If you’ve used each of these accounts to the max, you’ll have the following in savings and interest:
|Account||Savings Balance over 12 months||Interest after 12 months|
|Virgin Money Current Account||£1,000||£20.20|
|Chip+1 (ChipLite plan)||£2,000||£25|
|Club Lloyds Current Account||£5,000||£39|
|Club Lloyds Monthly Saver||£4,800||£38.91|
That’s a total interest of £123.11 on £12,800 put aside. That’s the equivalent of 0.96%.
The same amount in the top-easy access account (0.55%) would earn you £70.44. So these three accounts is worth an extra £52.67.
For most of us, we don’t really need to save more than this in cash savings. Assuming monthly regular expenses of £2,000, this is enough to cover six months in case of emergency (albeit sacrificing interest if you have to withdraw from the regular saver early).
Beyond this it might be worth looking at investing, overpaying your mortgage or adding to your pension.
But if you are saving for something beyond an emergency, or want a bigger emergency fund then where do you put that cash?
Good news! You can stick with the same accounts. This is when you might want to put the extra in Chip+1 and pay the fee – but only if you can add in at least £2,000.
And remember that Virgin Money linked account paying 0.5%? Well it’s sad to say it’s as good as any other right now.

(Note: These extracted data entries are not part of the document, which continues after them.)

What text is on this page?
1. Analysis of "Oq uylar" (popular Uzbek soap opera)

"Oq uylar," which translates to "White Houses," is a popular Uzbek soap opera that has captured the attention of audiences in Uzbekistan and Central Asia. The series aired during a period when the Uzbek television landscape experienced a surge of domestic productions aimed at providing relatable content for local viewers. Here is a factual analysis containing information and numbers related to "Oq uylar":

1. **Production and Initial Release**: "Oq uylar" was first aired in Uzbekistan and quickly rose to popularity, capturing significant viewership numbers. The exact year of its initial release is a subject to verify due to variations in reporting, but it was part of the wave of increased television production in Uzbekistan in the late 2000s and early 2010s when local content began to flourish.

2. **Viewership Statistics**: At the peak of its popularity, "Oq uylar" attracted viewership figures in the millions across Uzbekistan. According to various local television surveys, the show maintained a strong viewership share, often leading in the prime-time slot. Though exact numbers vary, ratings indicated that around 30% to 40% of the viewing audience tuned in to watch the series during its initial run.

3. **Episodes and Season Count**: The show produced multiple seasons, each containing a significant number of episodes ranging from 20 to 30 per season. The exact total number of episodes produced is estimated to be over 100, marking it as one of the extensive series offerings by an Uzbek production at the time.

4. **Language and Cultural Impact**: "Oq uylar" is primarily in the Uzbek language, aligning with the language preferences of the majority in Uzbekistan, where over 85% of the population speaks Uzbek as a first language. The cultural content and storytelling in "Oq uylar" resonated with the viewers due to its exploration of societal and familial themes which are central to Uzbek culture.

If you have £10,000 or more as a block to stash above that initial £8,000, then it’s worth looking at Premium Bonds. That’s the rough tipping point where your chance of winning prizes beats what you’d get at 0.5% – though there’s no guarantee.
Finally, you might have spotted there’s a 12-month fix paying 1% (well at the time of writing). Isn’t that better than everything other than the VIrgin account and Chip+1? Well, yes. But with the exception of the regular saver, the three accounts listed are all easy access, meaning you can get it when you need.